We are not looking for very long answers (if you find yourself
writing more than one or two pages of typed text per problem, you
are probably on the wrong track). Try to be concise; also keep in
mind that good ideas and explanations matter more than exact
details.
Submit all code files Dropbox (create folder HW1 or similar
name). Results can be pdf or txt files, including plots/tabels if
any.
"Paper" exercises: submit using Dropbox as pdf, either typed or
scanned handwritten.
DATATSET : 20 NewsGroups : news articles
DATATSET : MNIST : 28x28 digit B/W images
DATATSET : FASHION : 28x28 B/W images
https://en.wikipedia.org/wiki/MNIST_database
http://yann.lecun.com/exdb/mnist/
https://www.kaggle.com/zalando-research/fashionmnist
PROBLEM 1: KMeans Theory
Given Kmeans Objective discussed in class with Euclidian distance
A) prove that E step update on membership (\pi) achieves the minimum objective given the current centroids( \mu)

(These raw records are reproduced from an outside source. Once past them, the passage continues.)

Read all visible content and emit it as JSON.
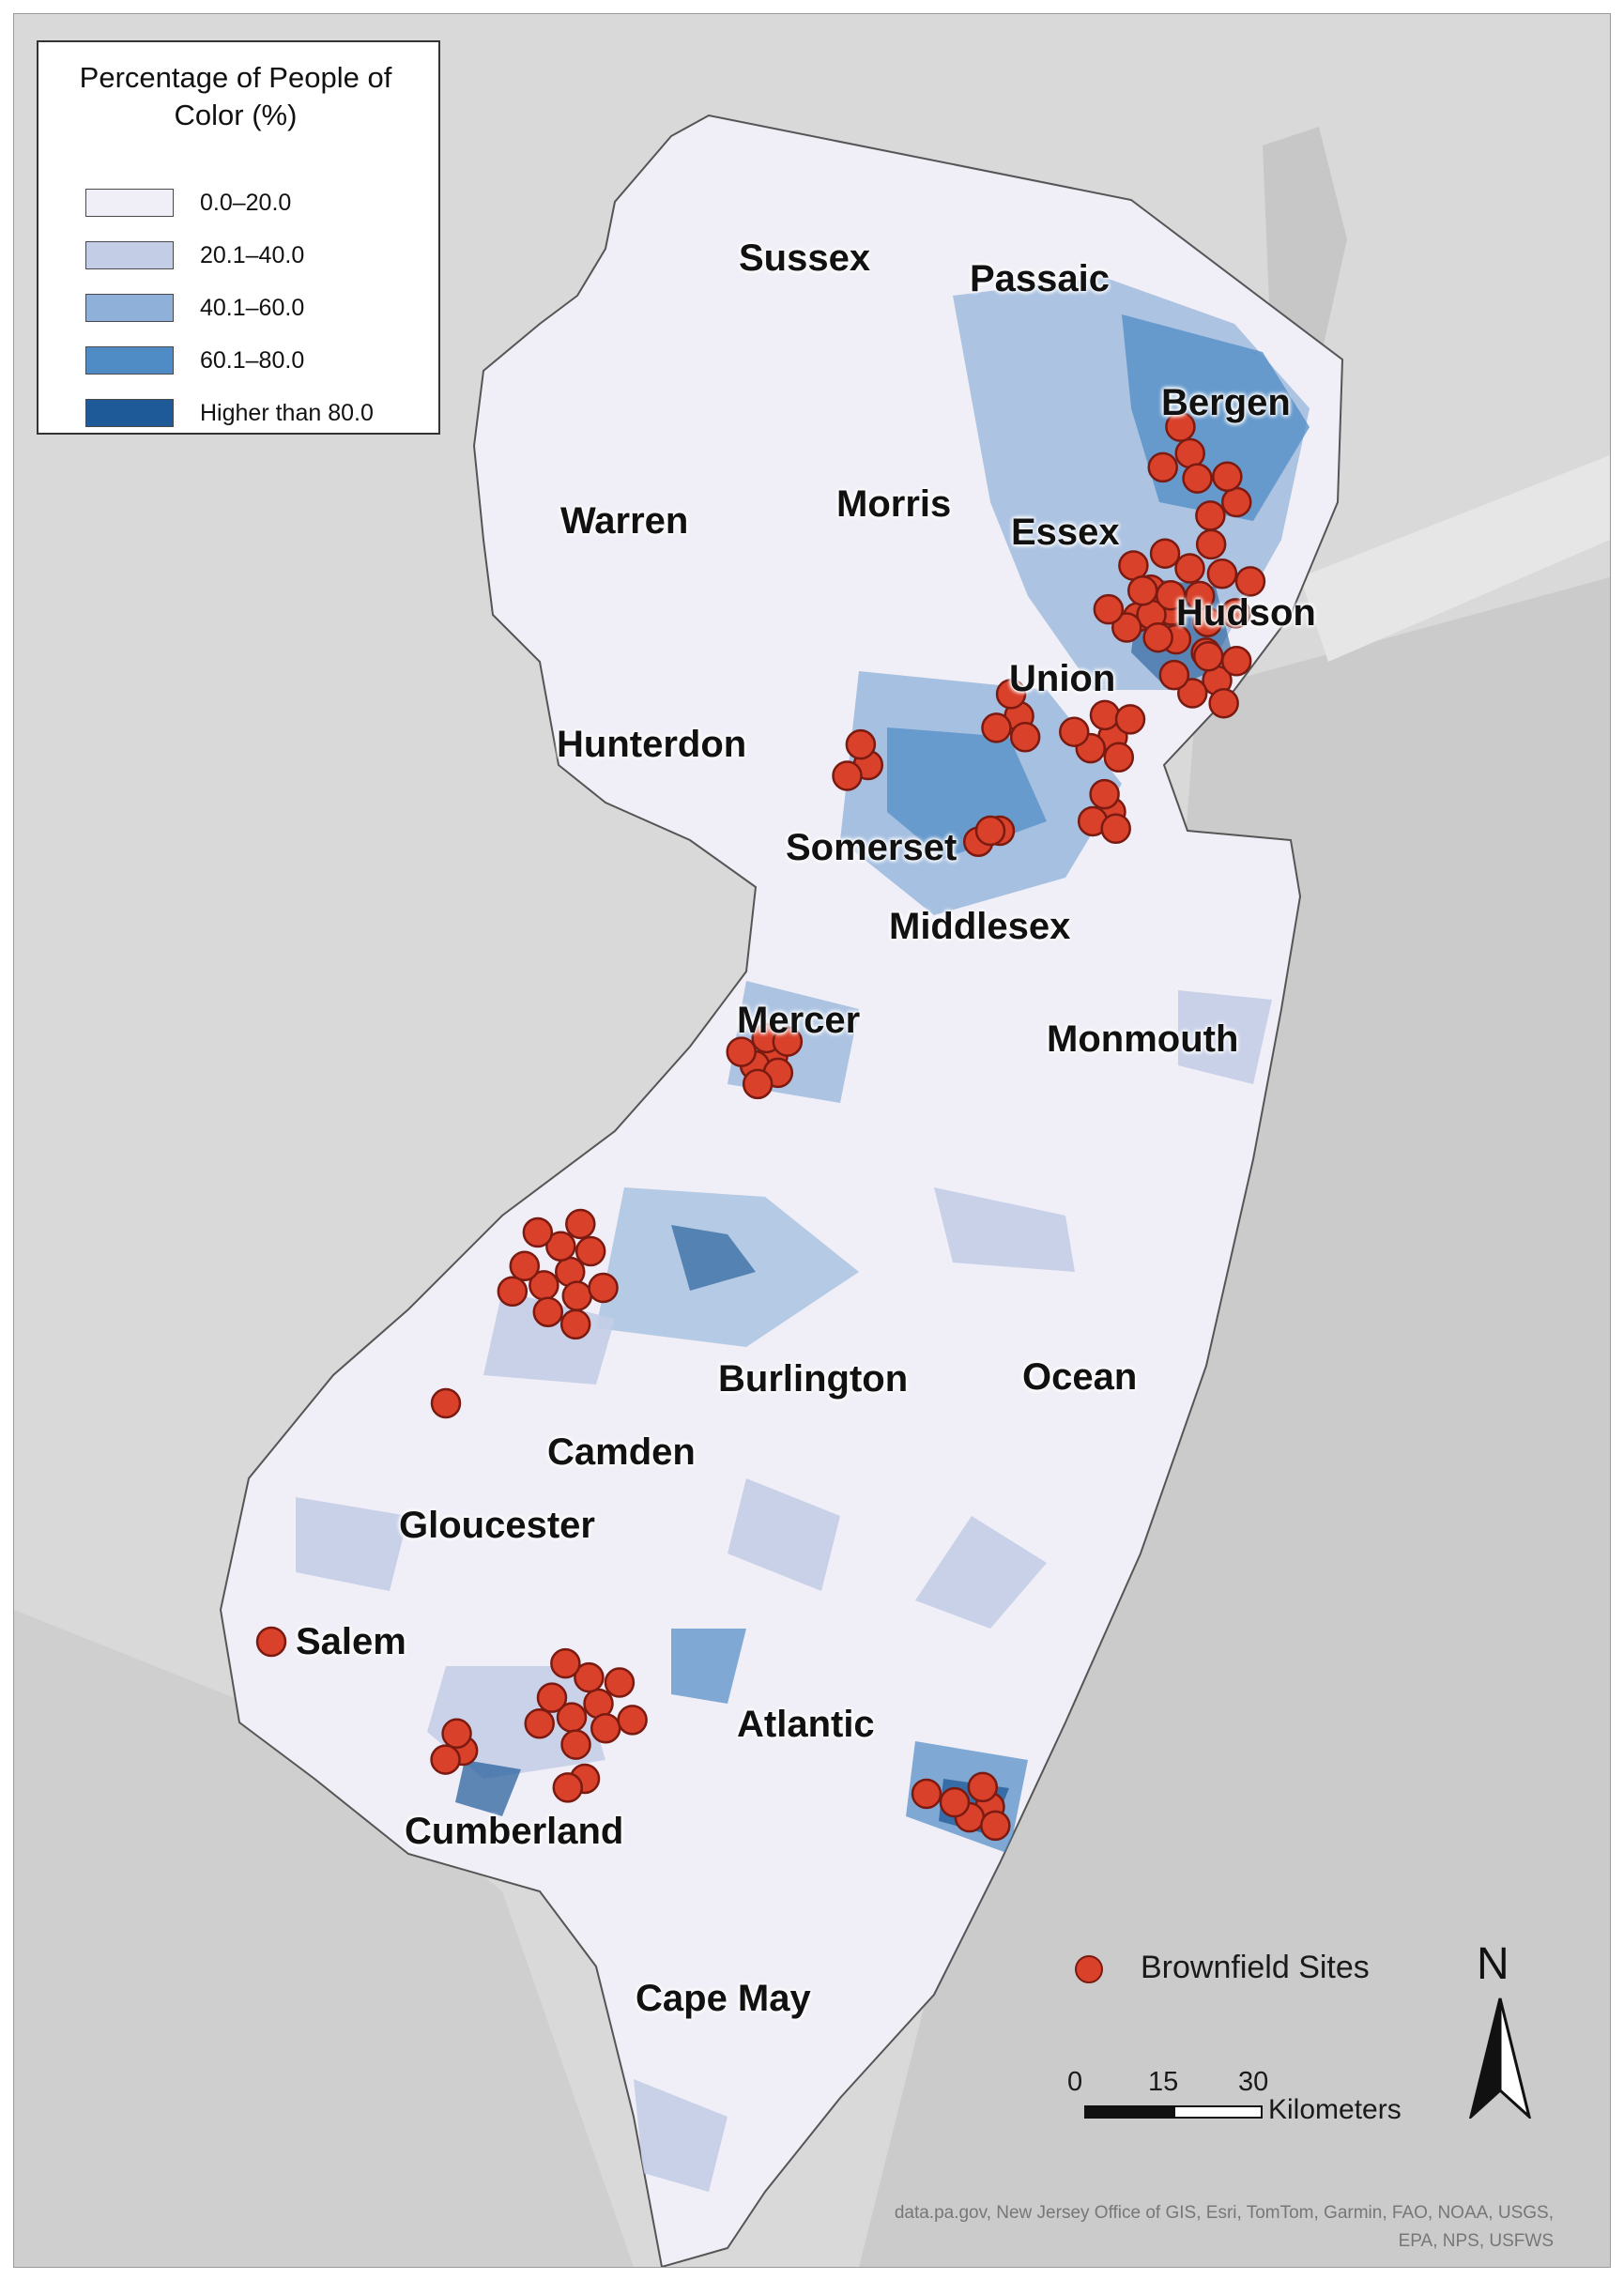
{
  "legend": {
    "title": "Percentage of People of Color (%)",
    "classes": [
      {
        "label": "0.0–20.0",
        "color": "#f0eff7"
      },
      {
        "label": "20.1–40.0",
        "color": "#c3cde6"
      },
      {
        "label": "40.1–60.0",
        "color": "#8eb0d9"
      },
      {
        "label": "60.1–80.0",
        "color": "#4f8cc5"
      },
      {
        "label": "Higher than 80.0",
        "color": "#1f5a98"
      }
    ]
  },
  "counties": {
    "sussex": "Sussex",
    "passaic": "Passaic",
    "bergen": "Bergen",
    "warren": "Warren",
    "morris": "Morris",
    "essex": "Essex",
    "hudson": "Hudson",
    "union": "Union",
    "hunterdon": "Hunterdon",
    "somerset": "Somerset",
    "middlesex": "Middlesex",
    "mercer": "Mercer",
    "monmouth": "Monmouth",
    "burlington": "Burlington",
    "ocean": "Ocean",
    "camden": "Camden",
    "gloucester": "Gloucester",
    "salem": "Salem",
    "atlantic": "Atlantic",
    "cumberland": "Cumberland",
    "cape_may": "Cape May"
  },
  "site_legend": {
    "label": "Brownfield Sites",
    "color": "#d9412b"
  },
  "scale": {
    "ticks": [
      "0",
      "15",
      "30"
    ],
    "unit": "Kilometers"
  },
  "north_label": "N",
  "attribution": {
    "line1": "data.pa.gov, New Jersey Office of GIS, Esri, TomTom, Garmin, FAO, NOAA, USGS,",
    "line2": "EPA, NPS, USFWS"
  },
  "colors": {
    "land": "#f0eff7",
    "ocean": "#cdcdcd",
    "surrounding_land": "#dadada",
    "site_fill": "#d9412b",
    "site_stroke": "#7a1a10"
  }
}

B) prove that M step update on centroids (\mu) achievess the minimum objective given the current memberships( \pi)
C) Explain why KMeans has to stop (converge), but not necessarily to the global minimum objective value.

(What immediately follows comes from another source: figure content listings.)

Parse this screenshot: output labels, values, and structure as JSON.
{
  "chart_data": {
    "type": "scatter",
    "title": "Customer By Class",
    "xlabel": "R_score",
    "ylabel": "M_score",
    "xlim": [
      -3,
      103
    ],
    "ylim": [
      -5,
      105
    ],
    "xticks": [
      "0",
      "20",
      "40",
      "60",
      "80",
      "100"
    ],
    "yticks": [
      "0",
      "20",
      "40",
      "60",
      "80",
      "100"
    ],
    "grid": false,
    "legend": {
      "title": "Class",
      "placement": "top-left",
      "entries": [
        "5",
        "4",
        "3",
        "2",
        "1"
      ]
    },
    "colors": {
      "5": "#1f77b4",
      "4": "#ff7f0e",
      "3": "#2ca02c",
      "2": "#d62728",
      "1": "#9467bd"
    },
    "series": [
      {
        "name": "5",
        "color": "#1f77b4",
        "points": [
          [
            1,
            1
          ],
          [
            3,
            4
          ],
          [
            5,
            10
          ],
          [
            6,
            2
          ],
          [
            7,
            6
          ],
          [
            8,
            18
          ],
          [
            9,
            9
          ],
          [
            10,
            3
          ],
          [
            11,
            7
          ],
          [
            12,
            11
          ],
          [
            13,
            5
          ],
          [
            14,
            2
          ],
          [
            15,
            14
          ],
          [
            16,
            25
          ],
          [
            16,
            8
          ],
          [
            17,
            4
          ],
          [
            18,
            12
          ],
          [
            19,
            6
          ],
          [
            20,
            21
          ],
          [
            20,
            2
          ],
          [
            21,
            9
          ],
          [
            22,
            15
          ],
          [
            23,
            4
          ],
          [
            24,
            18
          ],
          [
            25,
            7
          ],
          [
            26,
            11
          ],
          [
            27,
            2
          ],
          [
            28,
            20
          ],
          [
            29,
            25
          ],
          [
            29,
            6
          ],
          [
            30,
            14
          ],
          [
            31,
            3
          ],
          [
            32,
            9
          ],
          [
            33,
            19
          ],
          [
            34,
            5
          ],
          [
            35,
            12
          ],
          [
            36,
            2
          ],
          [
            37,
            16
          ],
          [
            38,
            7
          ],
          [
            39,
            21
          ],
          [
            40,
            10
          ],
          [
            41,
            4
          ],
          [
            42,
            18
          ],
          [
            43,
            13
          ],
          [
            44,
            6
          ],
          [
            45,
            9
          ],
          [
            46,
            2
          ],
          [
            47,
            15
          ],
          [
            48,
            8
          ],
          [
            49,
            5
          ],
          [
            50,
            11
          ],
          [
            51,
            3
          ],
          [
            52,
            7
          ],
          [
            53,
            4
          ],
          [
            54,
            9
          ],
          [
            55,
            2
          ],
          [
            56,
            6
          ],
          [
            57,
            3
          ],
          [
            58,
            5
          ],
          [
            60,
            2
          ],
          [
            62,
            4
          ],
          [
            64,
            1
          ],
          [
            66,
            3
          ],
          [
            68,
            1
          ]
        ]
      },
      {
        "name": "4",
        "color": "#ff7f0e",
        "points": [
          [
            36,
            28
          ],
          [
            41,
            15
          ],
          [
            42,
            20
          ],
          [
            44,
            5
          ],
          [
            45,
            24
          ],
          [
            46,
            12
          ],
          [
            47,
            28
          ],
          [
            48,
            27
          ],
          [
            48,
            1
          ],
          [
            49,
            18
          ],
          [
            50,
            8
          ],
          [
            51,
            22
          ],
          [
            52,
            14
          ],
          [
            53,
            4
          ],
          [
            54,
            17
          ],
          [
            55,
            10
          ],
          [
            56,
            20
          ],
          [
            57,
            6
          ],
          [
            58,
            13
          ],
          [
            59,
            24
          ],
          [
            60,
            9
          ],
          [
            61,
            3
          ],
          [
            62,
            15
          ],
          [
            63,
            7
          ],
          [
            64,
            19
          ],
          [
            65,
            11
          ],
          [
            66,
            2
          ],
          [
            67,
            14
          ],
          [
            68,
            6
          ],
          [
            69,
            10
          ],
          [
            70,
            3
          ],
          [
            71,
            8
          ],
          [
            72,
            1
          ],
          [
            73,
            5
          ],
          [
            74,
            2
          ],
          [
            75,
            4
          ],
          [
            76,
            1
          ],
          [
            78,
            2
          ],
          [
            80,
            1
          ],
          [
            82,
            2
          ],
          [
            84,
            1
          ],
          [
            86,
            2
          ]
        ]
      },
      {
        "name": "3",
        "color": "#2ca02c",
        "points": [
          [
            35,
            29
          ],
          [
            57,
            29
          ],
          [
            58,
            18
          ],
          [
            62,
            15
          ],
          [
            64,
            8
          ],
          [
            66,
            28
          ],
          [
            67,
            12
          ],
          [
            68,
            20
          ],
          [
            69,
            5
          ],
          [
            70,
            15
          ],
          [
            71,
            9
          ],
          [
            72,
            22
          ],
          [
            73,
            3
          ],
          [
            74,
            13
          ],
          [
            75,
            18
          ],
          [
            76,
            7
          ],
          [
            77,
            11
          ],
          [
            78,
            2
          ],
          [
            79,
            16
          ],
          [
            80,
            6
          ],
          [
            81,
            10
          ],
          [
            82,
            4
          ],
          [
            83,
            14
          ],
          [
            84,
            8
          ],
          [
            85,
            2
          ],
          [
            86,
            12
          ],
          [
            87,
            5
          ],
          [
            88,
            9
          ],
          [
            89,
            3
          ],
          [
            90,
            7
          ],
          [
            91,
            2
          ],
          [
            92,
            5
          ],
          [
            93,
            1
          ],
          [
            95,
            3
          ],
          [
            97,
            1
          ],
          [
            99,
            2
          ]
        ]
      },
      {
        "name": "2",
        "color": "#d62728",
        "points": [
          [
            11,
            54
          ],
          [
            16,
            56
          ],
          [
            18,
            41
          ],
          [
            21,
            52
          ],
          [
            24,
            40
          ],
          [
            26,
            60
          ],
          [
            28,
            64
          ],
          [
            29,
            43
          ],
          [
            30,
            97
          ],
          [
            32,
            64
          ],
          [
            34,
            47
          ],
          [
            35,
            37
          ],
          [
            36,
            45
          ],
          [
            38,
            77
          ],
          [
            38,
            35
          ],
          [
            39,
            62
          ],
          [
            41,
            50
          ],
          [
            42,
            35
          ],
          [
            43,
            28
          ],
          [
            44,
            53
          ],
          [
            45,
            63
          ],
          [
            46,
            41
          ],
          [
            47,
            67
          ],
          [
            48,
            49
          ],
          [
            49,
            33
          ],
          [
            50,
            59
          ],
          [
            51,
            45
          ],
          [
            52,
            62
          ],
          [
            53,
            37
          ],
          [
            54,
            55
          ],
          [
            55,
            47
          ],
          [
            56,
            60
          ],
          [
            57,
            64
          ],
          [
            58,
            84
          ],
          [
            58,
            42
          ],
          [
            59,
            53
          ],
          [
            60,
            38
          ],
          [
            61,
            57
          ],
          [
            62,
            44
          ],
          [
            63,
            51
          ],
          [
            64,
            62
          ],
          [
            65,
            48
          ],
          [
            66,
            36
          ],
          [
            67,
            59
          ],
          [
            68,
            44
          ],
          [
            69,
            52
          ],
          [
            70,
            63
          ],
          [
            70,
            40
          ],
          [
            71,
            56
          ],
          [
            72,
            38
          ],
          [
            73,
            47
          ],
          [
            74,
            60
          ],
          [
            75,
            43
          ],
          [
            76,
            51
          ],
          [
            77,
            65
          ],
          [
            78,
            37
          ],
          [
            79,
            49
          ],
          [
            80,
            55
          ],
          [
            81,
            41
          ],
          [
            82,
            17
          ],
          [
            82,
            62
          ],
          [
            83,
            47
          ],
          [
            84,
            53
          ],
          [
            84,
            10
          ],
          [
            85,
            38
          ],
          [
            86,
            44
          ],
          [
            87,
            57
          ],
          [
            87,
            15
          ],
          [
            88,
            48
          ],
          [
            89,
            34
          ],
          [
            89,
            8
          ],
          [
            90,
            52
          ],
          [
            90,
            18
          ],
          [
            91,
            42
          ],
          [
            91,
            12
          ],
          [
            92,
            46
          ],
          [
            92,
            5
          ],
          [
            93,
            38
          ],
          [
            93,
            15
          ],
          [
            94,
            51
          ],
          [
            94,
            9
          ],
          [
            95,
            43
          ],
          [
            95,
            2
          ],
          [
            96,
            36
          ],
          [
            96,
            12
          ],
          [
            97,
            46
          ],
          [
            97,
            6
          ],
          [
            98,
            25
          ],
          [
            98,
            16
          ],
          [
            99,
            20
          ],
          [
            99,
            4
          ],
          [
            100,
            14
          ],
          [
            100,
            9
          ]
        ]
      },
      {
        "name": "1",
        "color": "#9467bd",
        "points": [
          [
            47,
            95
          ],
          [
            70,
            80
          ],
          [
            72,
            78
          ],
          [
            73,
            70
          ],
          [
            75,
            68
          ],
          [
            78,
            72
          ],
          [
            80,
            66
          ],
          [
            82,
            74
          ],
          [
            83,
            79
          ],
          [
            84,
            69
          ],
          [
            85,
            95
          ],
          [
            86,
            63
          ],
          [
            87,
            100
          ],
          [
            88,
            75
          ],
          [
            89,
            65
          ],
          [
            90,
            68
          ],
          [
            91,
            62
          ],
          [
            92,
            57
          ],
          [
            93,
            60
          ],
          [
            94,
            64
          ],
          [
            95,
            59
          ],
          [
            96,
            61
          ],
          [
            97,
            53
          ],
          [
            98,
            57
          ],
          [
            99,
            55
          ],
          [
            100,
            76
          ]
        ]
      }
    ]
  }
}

PROBLEM 2 : KMeans on data
Using Euclidian distance or dot product similarity (choose one per dataset, you can try other similarity metrics),
A) run KMeans on the MNIST Dataset, try K=10
B) run KMeans on the FASHION Dataset, try K=10
C) run KMeans on the 20NG Dataset, try K=20
For all three datasets, evaluate the KMeans objective for a higher K (for example double) or smaller K(for example half).
For all three datasets, evaluate external clustering performance using data labels and performance metrics Purity and Gini Index (see [A] book section 6.9.2).
PROBLEM 3 : Gaussian Mixture on toy data
You are required to implemet the main EM loop, but can use math API/functions provided by your language to calculate normal densities, covariance matrix, etc.
A) The gaussian 2-dim data on file 2gaussian.txt
has been generated using a mixture of two Gaussians,
each 2-dim, with the parameters below. Run the EM algorithm
with random initial values to recover the parameters.
mean_1 [3,3]); cov_1 =
[[1,0],[0,3]]; n1=2000 points
mean_2 =[7,4]; cov_2 =
[[1,0.5],[0.5,1]]; ; n2=4000 points
You should obtain a result visually like
this (you dont necessarily have to plot it)
B) Same problem for 2-dim data on file 3gaussian.txt , generated using a mixture
of three Gaussians. Verify your findings against the true
parameters used generate the data below.
mean_1 = [3,3] ; cov_1 =
[[1,0],[0,3]]; n1=2000
mean_2 = [7,4] ; cov_2 =
[[1,0.5],[0.5,1]] ; n2=3000
mean_3 = [5,7] ; cov_3 =
[[1,0.2],[0.2,1]] ); n3=5000
PROBLEM 4 : Gaussian Mixture on real data
Run EM to obtain a Gaussian Mixture on FASHION dataset. Use a library/package (such as scikit-learn) and at first use the option that imposes a diagonal covariance matrix.
Sampling data might be necessary to complete the run.